L'inconnue majeure du moment réside dans la détermination du sous-étage où la France terminera et combien de temps elle mettra alors à se "remettre à niveau". Dernier exemple en date : le comportement hier de Bernadette Chirac : ne pas dire bonjour à un ancien Premier Ministre de la République parce qu'il "ose" être candidat aux cotés de "son" candidat. C'est d'un ridicule pathétique.

Mais surtout c'est l'illustration d'une mentalité de "propriétaire" du pouvoir qui est d'une extrême gravité. Il y aurait des personnes qui ont la responsabilité de savoir quel est le "bon candidat" pour les Français. Et la candidature des autres deviendrait une … offense.

C'est une mentalité incroyable.

C'est comme les réactions des invités permanents de C à dire hier soir au sujet de le Maire et Mariton : ils n'ont pas droit aux 20 heures. Trop "petits". Donc voués à le … rester. 

C'est la mentalité qui tue l'éclosion des talents.

Mais pour protéger "quels talents" compte tenu de l'état du pays, ses finances, ses affaires, son chômage …

En France, pour 2017, au sein de l'UMP, ils sont 3 à candidater et à se déchirer en permanence.

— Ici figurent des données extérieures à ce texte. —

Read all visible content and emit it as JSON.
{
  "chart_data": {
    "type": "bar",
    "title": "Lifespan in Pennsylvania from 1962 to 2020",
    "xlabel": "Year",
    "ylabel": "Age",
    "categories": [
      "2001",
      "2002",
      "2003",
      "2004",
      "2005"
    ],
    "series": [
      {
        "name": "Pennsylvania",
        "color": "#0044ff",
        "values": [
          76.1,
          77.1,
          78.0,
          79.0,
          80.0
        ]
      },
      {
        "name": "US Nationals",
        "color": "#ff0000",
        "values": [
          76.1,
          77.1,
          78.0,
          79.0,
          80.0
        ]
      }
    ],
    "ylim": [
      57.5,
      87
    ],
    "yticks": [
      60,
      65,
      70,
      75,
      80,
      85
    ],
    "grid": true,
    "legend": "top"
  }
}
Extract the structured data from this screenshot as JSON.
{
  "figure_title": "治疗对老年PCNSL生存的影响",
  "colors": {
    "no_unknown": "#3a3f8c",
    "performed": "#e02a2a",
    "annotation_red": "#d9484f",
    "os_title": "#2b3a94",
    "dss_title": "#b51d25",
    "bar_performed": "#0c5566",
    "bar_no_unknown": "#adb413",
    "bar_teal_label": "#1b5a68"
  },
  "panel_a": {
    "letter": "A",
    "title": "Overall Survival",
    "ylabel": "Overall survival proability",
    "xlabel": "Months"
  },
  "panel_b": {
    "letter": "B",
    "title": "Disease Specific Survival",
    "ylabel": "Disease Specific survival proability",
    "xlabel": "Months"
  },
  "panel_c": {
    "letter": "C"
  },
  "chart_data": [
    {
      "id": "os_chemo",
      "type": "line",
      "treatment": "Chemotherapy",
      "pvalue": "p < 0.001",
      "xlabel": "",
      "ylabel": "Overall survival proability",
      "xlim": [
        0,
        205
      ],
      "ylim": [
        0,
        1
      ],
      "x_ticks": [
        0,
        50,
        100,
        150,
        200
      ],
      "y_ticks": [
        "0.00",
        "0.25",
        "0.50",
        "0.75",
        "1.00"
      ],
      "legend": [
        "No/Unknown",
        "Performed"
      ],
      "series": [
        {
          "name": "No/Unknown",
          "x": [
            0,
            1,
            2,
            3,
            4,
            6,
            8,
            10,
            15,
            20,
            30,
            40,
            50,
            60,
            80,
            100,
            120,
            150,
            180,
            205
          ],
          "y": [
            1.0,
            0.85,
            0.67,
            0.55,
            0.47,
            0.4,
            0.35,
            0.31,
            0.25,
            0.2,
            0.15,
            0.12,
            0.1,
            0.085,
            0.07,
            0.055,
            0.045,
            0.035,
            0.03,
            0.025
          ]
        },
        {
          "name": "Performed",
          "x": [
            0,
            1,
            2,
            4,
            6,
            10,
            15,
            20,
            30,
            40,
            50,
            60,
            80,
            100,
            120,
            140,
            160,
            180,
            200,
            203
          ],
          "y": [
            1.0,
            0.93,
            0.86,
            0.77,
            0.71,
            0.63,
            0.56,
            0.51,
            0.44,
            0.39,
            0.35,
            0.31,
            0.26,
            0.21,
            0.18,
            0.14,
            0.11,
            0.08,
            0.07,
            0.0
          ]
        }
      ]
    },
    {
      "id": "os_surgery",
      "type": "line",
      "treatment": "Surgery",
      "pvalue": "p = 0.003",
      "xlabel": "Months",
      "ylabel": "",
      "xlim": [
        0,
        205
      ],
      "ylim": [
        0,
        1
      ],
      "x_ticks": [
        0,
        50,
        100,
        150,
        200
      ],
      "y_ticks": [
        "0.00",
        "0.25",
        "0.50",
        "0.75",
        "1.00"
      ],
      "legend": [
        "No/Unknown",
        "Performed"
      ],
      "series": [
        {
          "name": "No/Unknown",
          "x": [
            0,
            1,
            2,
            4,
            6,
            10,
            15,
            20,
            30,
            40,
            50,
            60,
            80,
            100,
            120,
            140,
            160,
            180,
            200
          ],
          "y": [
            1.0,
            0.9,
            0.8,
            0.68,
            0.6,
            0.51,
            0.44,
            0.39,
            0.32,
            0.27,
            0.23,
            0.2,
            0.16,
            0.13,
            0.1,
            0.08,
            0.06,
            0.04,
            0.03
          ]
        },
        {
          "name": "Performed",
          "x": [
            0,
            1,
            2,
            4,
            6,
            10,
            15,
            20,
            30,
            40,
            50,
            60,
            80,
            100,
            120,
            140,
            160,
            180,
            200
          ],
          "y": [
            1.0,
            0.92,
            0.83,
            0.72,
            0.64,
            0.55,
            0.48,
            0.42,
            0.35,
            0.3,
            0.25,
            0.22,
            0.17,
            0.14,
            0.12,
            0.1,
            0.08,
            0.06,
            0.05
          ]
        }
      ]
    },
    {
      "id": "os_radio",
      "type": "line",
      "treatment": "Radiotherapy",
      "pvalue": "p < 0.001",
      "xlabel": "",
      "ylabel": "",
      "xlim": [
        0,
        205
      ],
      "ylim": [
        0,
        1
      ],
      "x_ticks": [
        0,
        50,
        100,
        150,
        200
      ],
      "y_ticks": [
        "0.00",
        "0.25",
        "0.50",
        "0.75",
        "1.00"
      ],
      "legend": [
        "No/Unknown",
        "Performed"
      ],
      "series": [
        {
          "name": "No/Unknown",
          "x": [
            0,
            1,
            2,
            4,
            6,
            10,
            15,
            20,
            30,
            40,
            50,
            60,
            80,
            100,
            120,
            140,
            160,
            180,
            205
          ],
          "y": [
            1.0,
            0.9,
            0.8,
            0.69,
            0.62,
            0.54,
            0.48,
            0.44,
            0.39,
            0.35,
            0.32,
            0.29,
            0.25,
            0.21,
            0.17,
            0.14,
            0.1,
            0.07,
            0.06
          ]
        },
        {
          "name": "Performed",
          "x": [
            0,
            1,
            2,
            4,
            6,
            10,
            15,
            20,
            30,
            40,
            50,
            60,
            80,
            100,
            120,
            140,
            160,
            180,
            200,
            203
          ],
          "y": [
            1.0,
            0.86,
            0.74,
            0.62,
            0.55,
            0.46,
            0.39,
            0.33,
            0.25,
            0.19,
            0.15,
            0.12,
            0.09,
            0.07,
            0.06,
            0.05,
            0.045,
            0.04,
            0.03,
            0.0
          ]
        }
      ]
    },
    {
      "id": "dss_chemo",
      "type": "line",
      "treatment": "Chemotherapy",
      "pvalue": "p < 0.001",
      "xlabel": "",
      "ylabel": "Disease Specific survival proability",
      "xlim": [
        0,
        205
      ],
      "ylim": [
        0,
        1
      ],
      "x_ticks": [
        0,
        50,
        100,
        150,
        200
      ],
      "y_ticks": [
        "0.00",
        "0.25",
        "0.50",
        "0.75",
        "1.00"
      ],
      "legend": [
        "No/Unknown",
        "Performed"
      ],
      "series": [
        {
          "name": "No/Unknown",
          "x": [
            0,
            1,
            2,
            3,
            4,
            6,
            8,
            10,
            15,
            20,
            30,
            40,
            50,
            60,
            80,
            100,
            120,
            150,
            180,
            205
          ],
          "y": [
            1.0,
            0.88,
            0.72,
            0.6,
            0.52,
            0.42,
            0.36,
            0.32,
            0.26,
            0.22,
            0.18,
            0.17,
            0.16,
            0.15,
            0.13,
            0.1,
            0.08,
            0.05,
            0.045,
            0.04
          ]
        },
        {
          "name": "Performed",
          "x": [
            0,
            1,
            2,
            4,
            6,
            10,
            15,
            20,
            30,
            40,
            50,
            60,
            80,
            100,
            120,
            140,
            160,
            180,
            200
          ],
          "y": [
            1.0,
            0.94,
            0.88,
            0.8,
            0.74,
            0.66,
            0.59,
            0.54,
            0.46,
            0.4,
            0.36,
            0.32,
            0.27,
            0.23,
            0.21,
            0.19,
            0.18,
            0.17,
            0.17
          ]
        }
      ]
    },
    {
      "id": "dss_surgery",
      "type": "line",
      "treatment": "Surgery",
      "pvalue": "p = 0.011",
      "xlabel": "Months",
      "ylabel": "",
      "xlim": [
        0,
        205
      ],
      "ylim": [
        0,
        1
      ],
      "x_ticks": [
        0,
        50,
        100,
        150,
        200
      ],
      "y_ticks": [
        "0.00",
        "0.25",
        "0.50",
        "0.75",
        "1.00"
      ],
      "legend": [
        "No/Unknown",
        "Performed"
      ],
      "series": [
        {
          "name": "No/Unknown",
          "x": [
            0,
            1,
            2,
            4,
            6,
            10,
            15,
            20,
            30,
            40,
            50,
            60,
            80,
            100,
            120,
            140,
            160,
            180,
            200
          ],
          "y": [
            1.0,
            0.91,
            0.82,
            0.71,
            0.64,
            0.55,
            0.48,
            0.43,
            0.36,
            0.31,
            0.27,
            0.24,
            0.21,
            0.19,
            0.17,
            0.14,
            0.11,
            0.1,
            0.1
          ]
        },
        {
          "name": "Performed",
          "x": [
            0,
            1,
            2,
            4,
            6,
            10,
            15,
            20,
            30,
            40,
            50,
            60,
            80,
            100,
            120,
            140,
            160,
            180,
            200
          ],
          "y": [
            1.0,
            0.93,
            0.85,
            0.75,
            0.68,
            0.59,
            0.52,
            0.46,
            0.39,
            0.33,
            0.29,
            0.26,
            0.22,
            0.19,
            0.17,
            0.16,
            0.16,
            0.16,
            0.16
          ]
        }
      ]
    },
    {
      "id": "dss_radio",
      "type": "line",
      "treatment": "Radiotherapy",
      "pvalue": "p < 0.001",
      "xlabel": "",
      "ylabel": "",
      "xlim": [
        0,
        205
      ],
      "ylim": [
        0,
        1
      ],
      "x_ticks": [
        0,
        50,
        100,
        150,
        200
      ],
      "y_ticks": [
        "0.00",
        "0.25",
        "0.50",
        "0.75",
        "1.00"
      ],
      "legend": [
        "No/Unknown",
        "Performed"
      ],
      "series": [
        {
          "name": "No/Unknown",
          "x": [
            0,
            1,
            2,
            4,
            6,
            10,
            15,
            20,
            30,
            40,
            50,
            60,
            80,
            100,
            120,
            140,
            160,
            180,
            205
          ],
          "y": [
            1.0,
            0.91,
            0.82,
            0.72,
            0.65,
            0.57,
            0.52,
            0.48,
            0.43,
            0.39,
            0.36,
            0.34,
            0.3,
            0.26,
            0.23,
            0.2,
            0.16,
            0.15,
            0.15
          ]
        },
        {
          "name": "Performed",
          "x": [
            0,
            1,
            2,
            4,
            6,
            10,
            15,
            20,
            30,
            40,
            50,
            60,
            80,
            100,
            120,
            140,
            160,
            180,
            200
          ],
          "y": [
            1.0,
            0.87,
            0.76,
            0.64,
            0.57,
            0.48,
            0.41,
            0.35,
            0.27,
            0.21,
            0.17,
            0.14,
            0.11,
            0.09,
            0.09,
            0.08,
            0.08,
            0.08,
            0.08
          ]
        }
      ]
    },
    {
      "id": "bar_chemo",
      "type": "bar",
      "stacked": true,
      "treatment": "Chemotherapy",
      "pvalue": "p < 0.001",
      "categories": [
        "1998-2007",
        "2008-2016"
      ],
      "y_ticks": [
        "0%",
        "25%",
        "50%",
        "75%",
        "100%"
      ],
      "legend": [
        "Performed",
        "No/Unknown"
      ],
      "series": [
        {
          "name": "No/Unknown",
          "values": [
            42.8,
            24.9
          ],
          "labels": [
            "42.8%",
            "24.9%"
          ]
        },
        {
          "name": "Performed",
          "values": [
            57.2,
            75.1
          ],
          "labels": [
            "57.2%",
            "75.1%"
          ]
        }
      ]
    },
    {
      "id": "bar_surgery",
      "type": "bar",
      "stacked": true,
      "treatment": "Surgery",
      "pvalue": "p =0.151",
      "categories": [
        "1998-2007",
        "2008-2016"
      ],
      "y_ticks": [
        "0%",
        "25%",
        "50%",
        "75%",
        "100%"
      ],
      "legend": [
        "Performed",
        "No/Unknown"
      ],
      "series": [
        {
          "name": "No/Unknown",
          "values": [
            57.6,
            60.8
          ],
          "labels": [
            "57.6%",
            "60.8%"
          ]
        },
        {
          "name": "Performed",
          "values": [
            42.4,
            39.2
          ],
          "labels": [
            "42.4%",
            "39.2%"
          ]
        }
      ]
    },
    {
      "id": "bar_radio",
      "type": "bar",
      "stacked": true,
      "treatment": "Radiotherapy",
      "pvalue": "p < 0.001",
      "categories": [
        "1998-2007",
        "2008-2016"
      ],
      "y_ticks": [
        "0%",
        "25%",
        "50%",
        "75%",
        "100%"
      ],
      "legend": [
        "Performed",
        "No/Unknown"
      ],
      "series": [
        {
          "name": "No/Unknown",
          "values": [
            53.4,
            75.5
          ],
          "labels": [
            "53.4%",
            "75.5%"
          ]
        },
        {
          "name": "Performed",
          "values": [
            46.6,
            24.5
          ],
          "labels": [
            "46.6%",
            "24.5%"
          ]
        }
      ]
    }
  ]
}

Aux Etats-Unis, au sein du seul Parti Républicain, pour 2016, ils sont déjà … 23 à être sur la ligne de départ.

John Thune 16 04 14

La bonne question pour l'UMP serait : pourquoi ne sont-ils que 3 à cette étape ?

Comment un parti politique


est-il capable de compter aussi peu de talents en son sein ?

Où sont les autres parce qu'un pays comme la France est-il capable de susciter aussi peu de vocations pour une fonction aussi décisive ?

A force de passer à côté des bonnes questions, ce pays cesse d'apporter les bonnes réponses. Et depuis longtemps.